Don't forget to replace the resource names with the corresponding ARNs (see CloudFormation Outputs above).

### How to Start/Stop the Kinesis Analytics Application

This command will start or stop the Kinesis Application, based on the current status:

```
$ npm run toggle -- -N kinesis-fanout-app
```

**Hint**: some intermediate status don't allow explicit transitions (e.g. "STARTING"), and you'll just have to wait :)

### How to Delete the Kinesis Analytics Application

This command will delete the Kinesis Application:

```
$ npm run delete -- -N kinesis-fanout-app
```

**Hint**: do this only when your're done with all the other commands (Kinesis Analytics is charged per-hour).

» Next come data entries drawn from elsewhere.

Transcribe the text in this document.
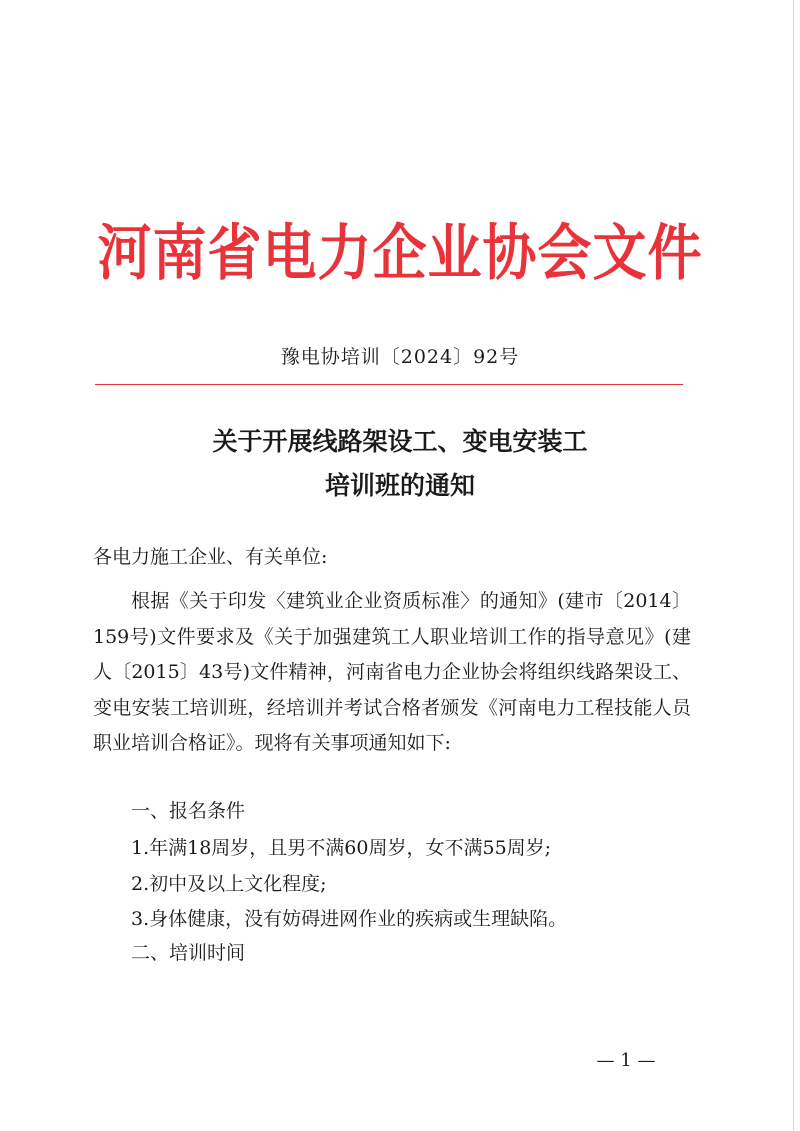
河南省电力企业协会文件
豫电协培训〔2024〕92号
关于开展线路架设工、变电安装工
培训班的通知
各电力施工企业、有关单位:
根据《关于印发〈建筑业企业资质标准〉的通知》(建市〔2014〕159号)文件要求及《关于加强建筑工人职业培训工作的指导意见》(建人〔2015〕43号)文件精神，河南省电力企业协会将组织线路架设工、变电安装工培训班，经培训并考试合格者颁发《河南电力工程技能人员职业培训合格证》。现将有关事项通知如下:
一、报名条件
1.年满18周岁，且男不满60周岁，女不满55周岁;
2.初中及以上文化程度;
3.身体健康，没有妨碍进网作业的疾病或生理缺陷。
二、培训时间
— 1 —
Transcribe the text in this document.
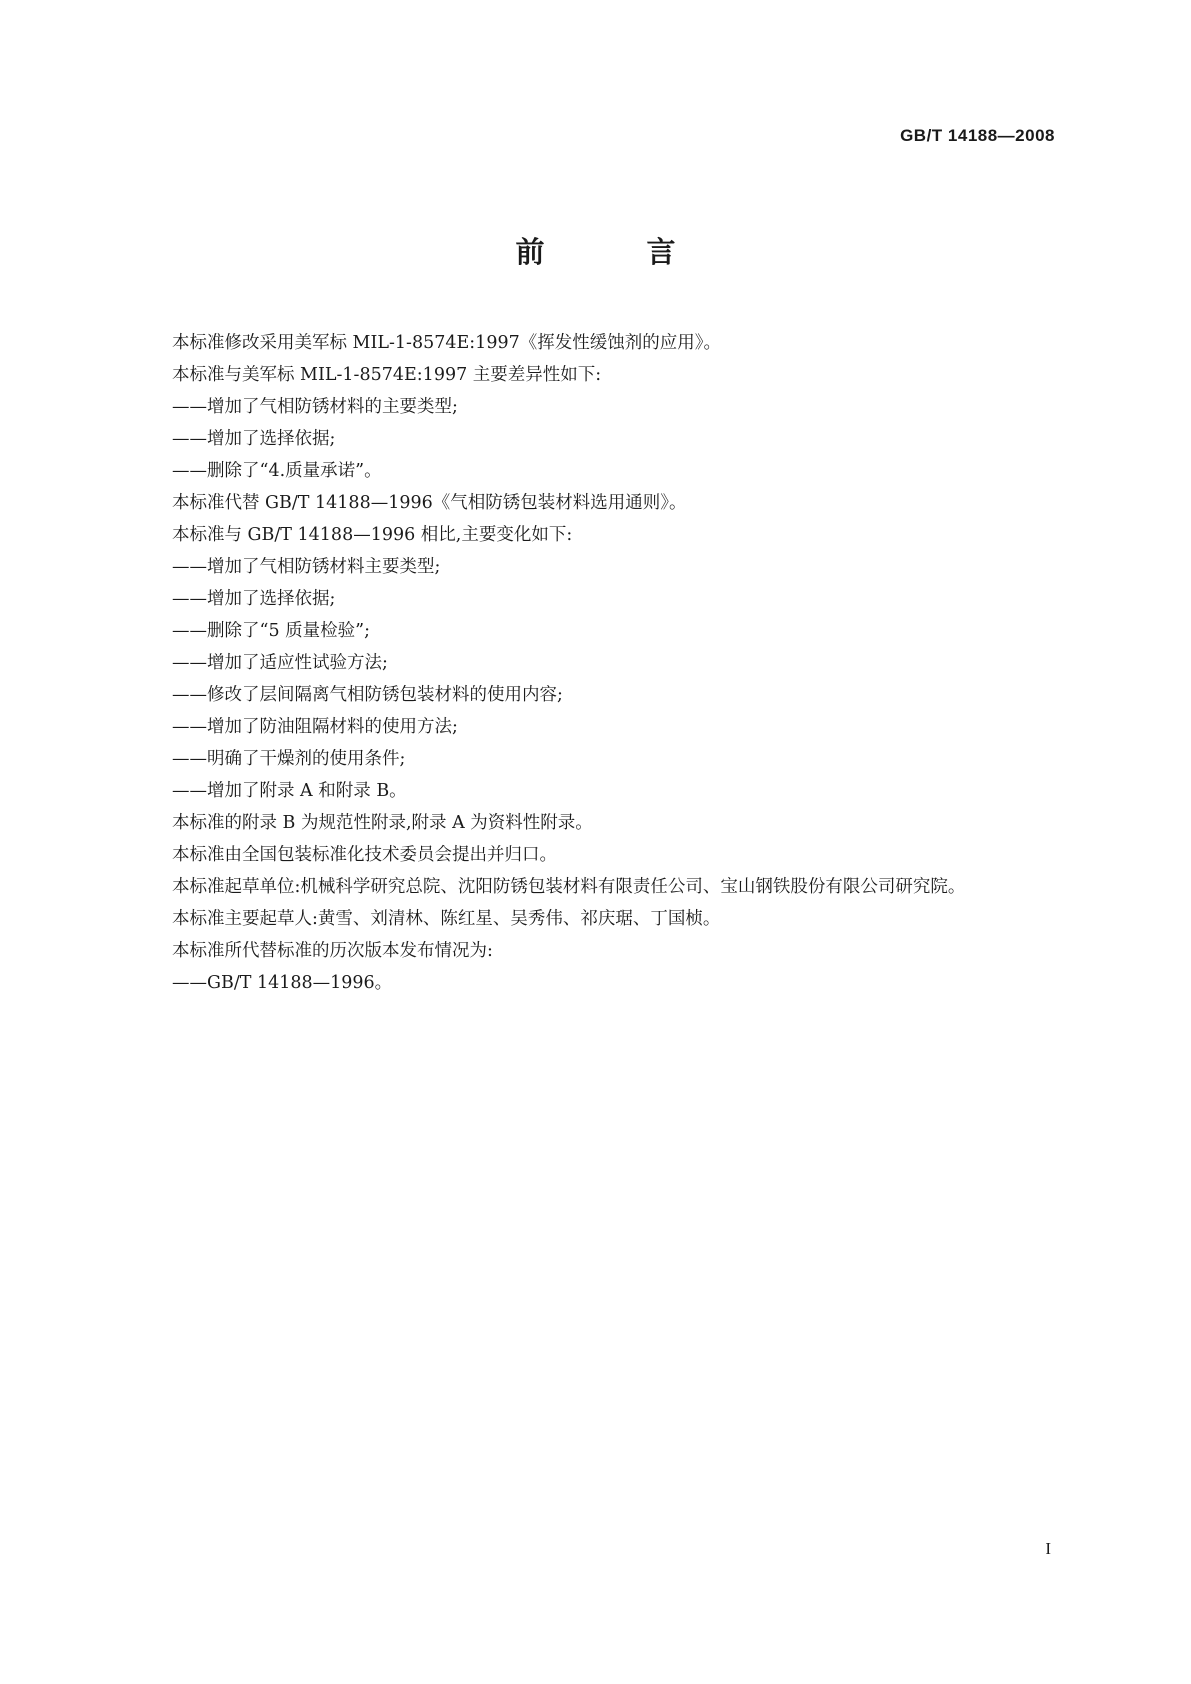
GB/T 14188—2008
前 言

本标准修改采用美军标 MIL-1-8574E:1997《挥发性缓蚀剂的应用》。

本标准与美军标 MIL-1-8574E:1997 主要差异性如下:

——增加了气相防锈材料的主要类型;

——增加了选择依据;

——删除了“4.质量承诺”。

本标准代替 GB/T 14188—1996《气相防锈包装材料选用通则》。

本标准与 GB/T 14188—1996 相比,主要变化如下:

——增加了气相防锈材料主要类型;

——增加了选择依据;

——删除了“5 质量检验”;

——增加了适应性试验方法;

——修改了层间隔离气相防锈包装材料的使用内容;

——增加了防油阻隔材料的使用方法;

——明确了干燥剂的使用条件;

——增加了附录 A 和附录 B。

本标准的附录 B 为规范性附录,附录 A 为资料性附录。

本标准由全国包装标准化技术委员会提出并归口。

本标准起草单位:机械科学研究总院、沈阳防锈包装材料有限责任公司、宝山钢铁股份有限公司研究院。

本标准主要起草人:黄雪、刘清林、陈红星、吴秀伟、祁庆琚、丁国桢。

本标准所代替标准的历次版本发布情况为:

——GB/T 14188—1996。

I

### How to Put Records into the main Kinesis Stream

This command will put a few records (up to 500) into the input Kinesis Stream:

```
$ npm run putrecords -- -I Transactions -N 100
```

**Hint**: this endpoint does not require a full ARN (the Stream name is enough).

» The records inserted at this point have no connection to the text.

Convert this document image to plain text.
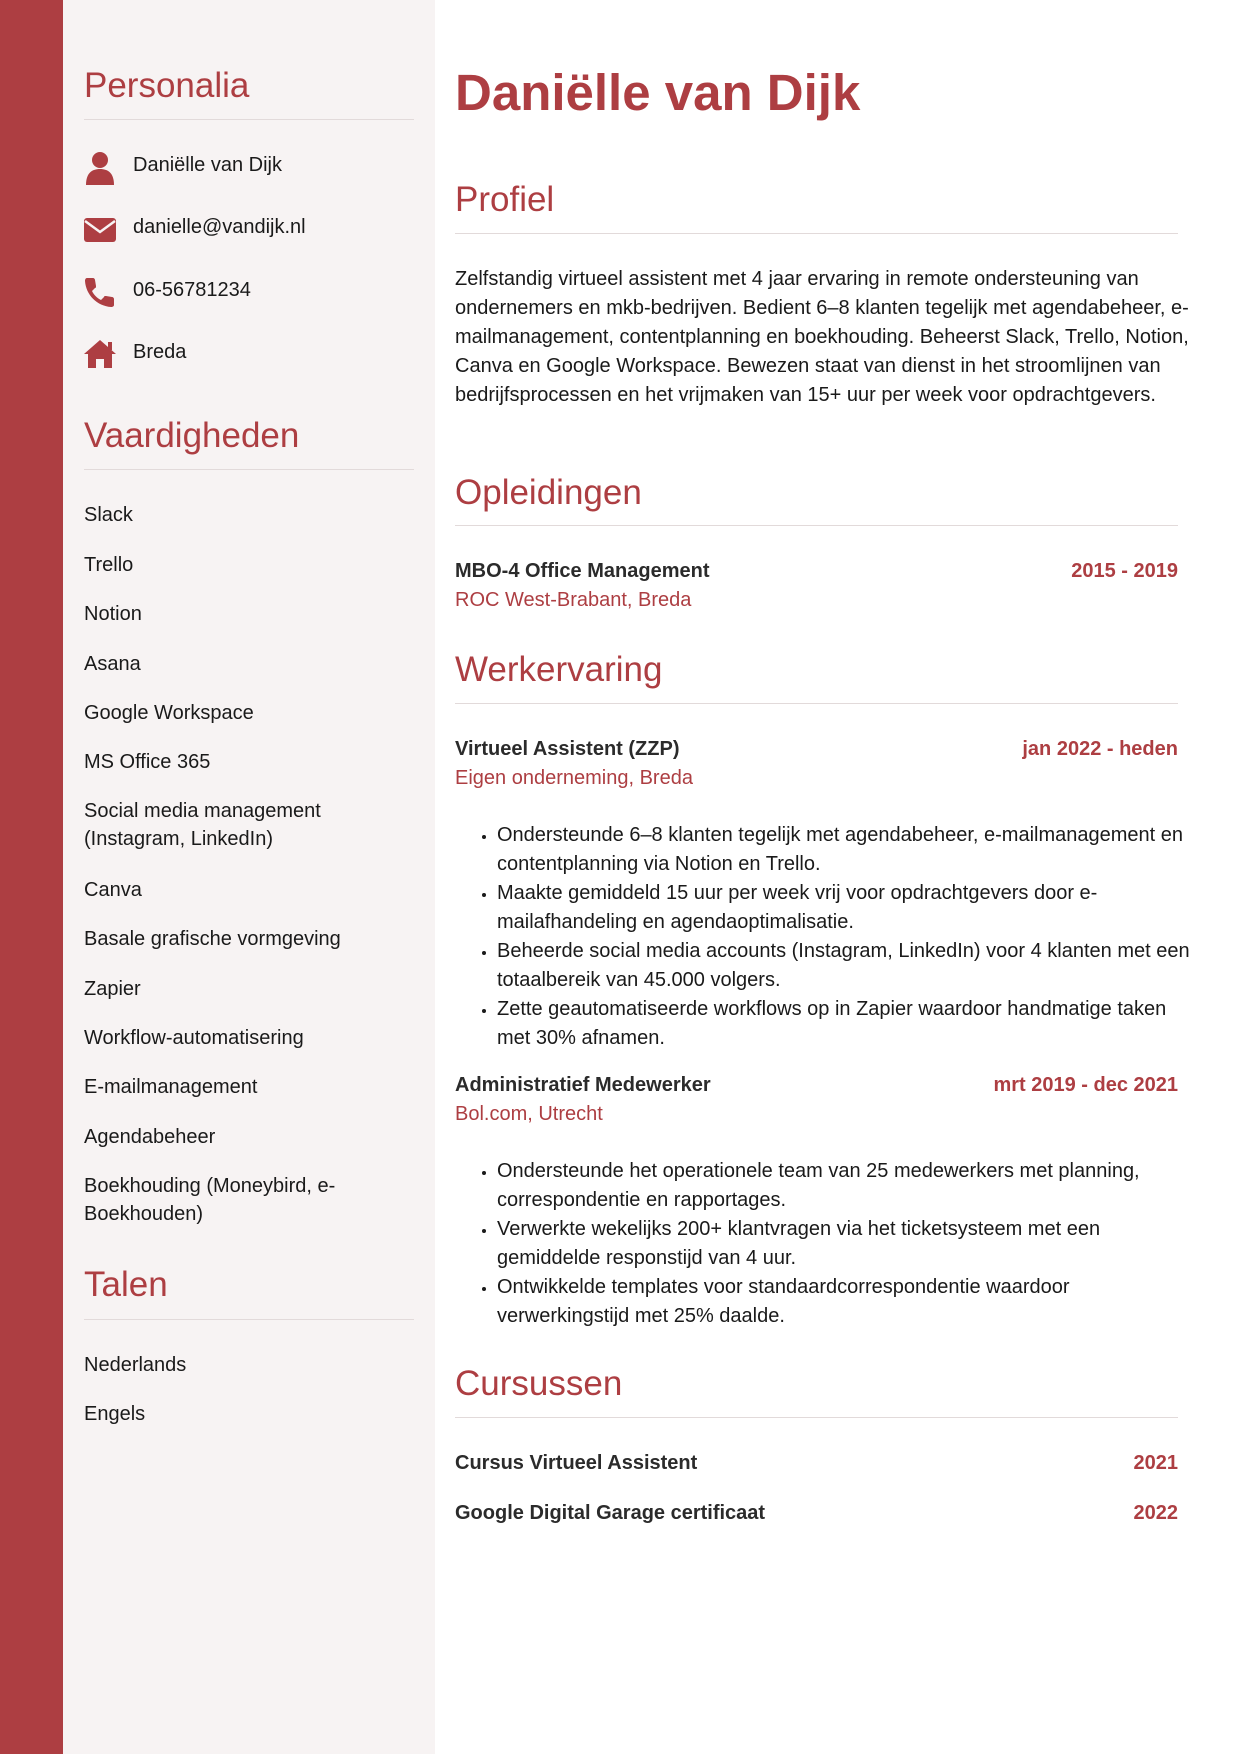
Personalia
Daniëlle van Dijk
danielle@vandijk.nl
06-56781234
Breda
Vaardigheden
Slack
Trello
Notion
Asana
Google Workspace
MS Office 365
Social media management (Instagram, LinkedIn)
Canva
Basale grafische vormgeving
Zapier
Workflow-automatisering
E-mailmanagement
Agendabeheer
Boekhouding (Moneybird, e-Boekhouden)
Talen
Nederlands
Engels
Daniëlle van Dijk
Profiel

Zelfstandig virtueel assistent met 4 jaar ervaring in remote ondersteuning van ondernemers en mkb-bedrijven. Bedient 6–8 klanten tegelijk met agendabeheer, e-mailmanagement, contentplanning en boekhouding. Beheerst Slack, Trello, Notion, Canva en Google Workspace. Bewezen staat van dienst in het stroomlijnen van bedrijfsprocessen en het vrijmaken van 15+ uur per week voor opdrachtgevers.

Opleidingen
MBO-4 Office Management	2015 - 2019
ROC West-Brabant, Breda
Werkervaring
Virtueel Assistent (ZZP)	jan 2022 - heden
Eigen onderneming, Breda
• Ondersteunde 6–8 klanten tegelijk met agendabeheer, e-mailmanagement en contentplanning via Notion en Trello.
• Maakte gemiddeld 15 uur per week vrij voor opdrachtgevers door e-mailafhandeling en agendaoptimalisatie.
• Beheerde social media accounts (Instagram, LinkedIn) voor 4 klanten met een totaalbereik van 45.000 volgers.
• Zette geautomatiseerde workflows op in Zapier waardoor handmatige taken met 30% afnamen.
Administratief Medewerker	mrt 2019 - dec 2021
Bol.com, Utrecht
• Ondersteunde het operationele team van 25 medewerkers met planning, correspondentie en rapportages.
• Verwerkte wekelijks 200+ klantvragen via het ticketsysteem met een gemiddelde responstijd van 4 uur.
• Ontwikkelde templates voor standaardcorrespondentie waardoor verwerkingstijd met 25% daalde.
Cursussen
Cursus Virtueel Assistent	2021
Google Digital Garage certificaat	2022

## Where does the magic happen?

In order to stream your records from the main Kinesis Stream to the other two, we will need a SQL query that runs on real-time data and filters/groups it based on the transaction amount.

Also, Kinesis Analytics will need to know the exact data model of the input stream. I have defined it in [this file](./kinesis-analytics/input-schema.json), but you can easily change the records schema and then invoke the **DiscoverInputSchema API** to generate the exact mapping required by Kinesis Analytics.

In case you decide to change the records structure, here are the two commands you'll need to run:

```bas
$ npm run putrecords -- -I Transactions -N 100
$ npm run discover -- -I {TransactionsStreamARN} -P {KinesisAnalyticsIAMRoleARN}

```

Here is the SQL query, adapted to the data model of this scenario (source file [here](./kinesis-analytics/query.sql)):

```SQL
CREATE OR REPLACE STREAM "POSITIVE_TRANSACTIONS" (
ID INTEGER,
USERNAME VARCHAR(200),
AMOUNT DECIMAL(5,2)
);
CREATE OR REPLACE STREAM "NEGATIVE_TRANSACTIONS" (
ID INTEGER,
USERNAME VARCHAR(200),
AMOUNT DECIMAL(5,2)
);

CREATE OR REPLACE PUMP "STREAM_PUMP1"
AS INSERT INTO "POSITIVE_TRANSACTIONS"
SELECT STREAM ID, USERNAME, AMOUNT
FROM "SOURCE_SQL_STREAM_001"
WHERE AMOUNT >= 0;

CREATE OR REPLACE PUMP "STREAM_PUMP2"
AS INSERT INTO "NEGATIVE_TRANSACTIONS"
SELECT STREAM ID, USERNAME, AMOUNT
FROM "SOURCE_SQL_STREAM_001"
WHERE AMOUNT < 0;
```

### Ok, but what's going on?

* We define **two output destinations** with the very same structure, named *POSITIVE_TRANSACTIONS* and *NEGATIVE_TRANSACTIONS*, and we connect them to the corresponding Kinesis Streams (see source code [here](./kinesis-analytics/create.js#L88)).
* We also define **two "pumps"** (with arbitrary names) that will buffer our data before writing into the output stream
* For each pump, we define the **filtering query** that will write positive transactions to the first stream, and negative transactions to the second one

**Note**: this SQL query will be executed in real-time on the incoming data, without any windowing or buffering. Well, in my tests it took a bit less than 2 seconds for a batch of 500 records to go through the secondary streams and reach my Lambda Functions.

## Contributing
Contributors and PRs are always welcome!

### Tests and coverage

Install dev dependencies with `npm install --dev`.